Chaque tableau doit représenter un groupe de personnages à l’arrêt ou en marche. Dans les quatre premiers croquis, les groupes sont arrêtés par une forme suggérant un ange ; dans les quatre derniers, les groupes sont en marche, précédés par d’autres figures angéliques. Dans tous les cas, l’ange est situé sur la gauche, le groupe occupant le centre et la droite du dessin. Des indications manuscrites suggèrent ce que devra être le décor des scènes représentées : « Assise » pour la première « Béatitude », « le printemps en fleurs » pour la seconde « Béatitude » « Beati Mites », par exemple. L’identité ou la qualité de nombreux personnages est déjà identifiée : Saint François d’Assise, Fra Angelico, un enfant mort, un soldat, un curé, etc.

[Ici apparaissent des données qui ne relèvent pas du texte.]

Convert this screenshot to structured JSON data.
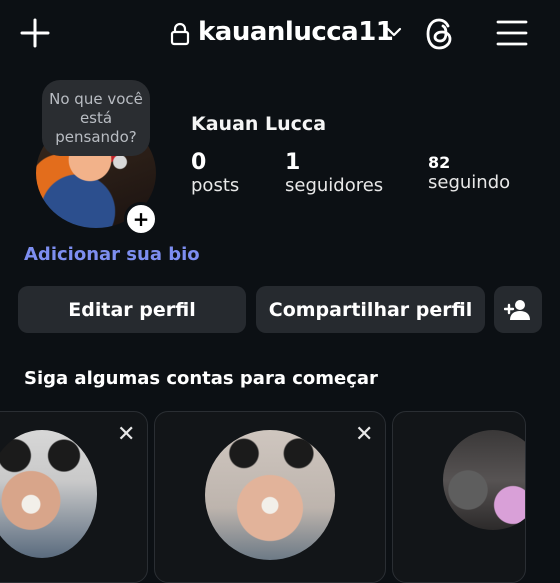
{
  "header": {
    "username": "kauanlucca11",
    "icons": [
      "add-icon",
      "lock-icon",
      "chevron-down-icon",
      "threads-icon",
      "menu-icon"
    ]
  },
  "profile": {
    "note_text": "No que você está pensando?",
    "display_name": "Kauan Lucca",
    "stats": {
      "posts_count": "0",
      "posts_label": "posts",
      "followers_count": "1",
      "followers_label": "seguidores",
      "following_count": "82",
      "following_label": "seguindo"
    },
    "bio_link": "Adicionar sua bio"
  },
  "actions": {
    "edit_label": "Editar perfil",
    "share_label": "Compartilhar perfil"
  },
  "suggestions": {
    "title": "Siga algumas contas para começar"
  },
  "colors": {
    "background": "#0c1014",
    "button": "#262a2f",
    "link": "#7d8ef0"
  }
}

Malgré leur caractère très sommaire, ces croquis permettent de deviner clairement les réponses de fond et de forme que Maurice Denis entend apporter au défi de la représentation des « Béatitudes ».
Certes celles-ci constituent un idéal pour tous les chrétiens, mais cet idéal n’est pas inaccessible : la vie de tout chrétien n’est, en réalité, qu’une marche dans sa direction, un chemin de sainteté emprunté par les grands saints des siècles passés, mais aussi par une foule de croyants anonymes, lointains ou proches dans l’espace et dans le temps. Et au cours de ce pèlerinage terrestre, l’humanité côtoie déjà les vérités célestes, dans un entre-deux où les anges sont constamment présents, comme précurseurs, guides, intercesseurs.
Pour Maurice Denis, représenter les « Béatitudes », ce n’est donc pas représenter quelques êtres exceptionnels, quelques rares élus, mais l’humanité toute entière en marche – en procession – vers Dieu, avec le concours du Christ et des anges. Tel est le sens du choix qu’il note dans son carnet en 1914-1915. Nous verrons dans les billets suivants comment les circonstances l’auront amené à décliner ce thème, à lui ajouter d’intéressantes variations, visibles aujourd’hui de Saint-Germain en Laye à Limoges et de Vincennes à Saint-Ouen.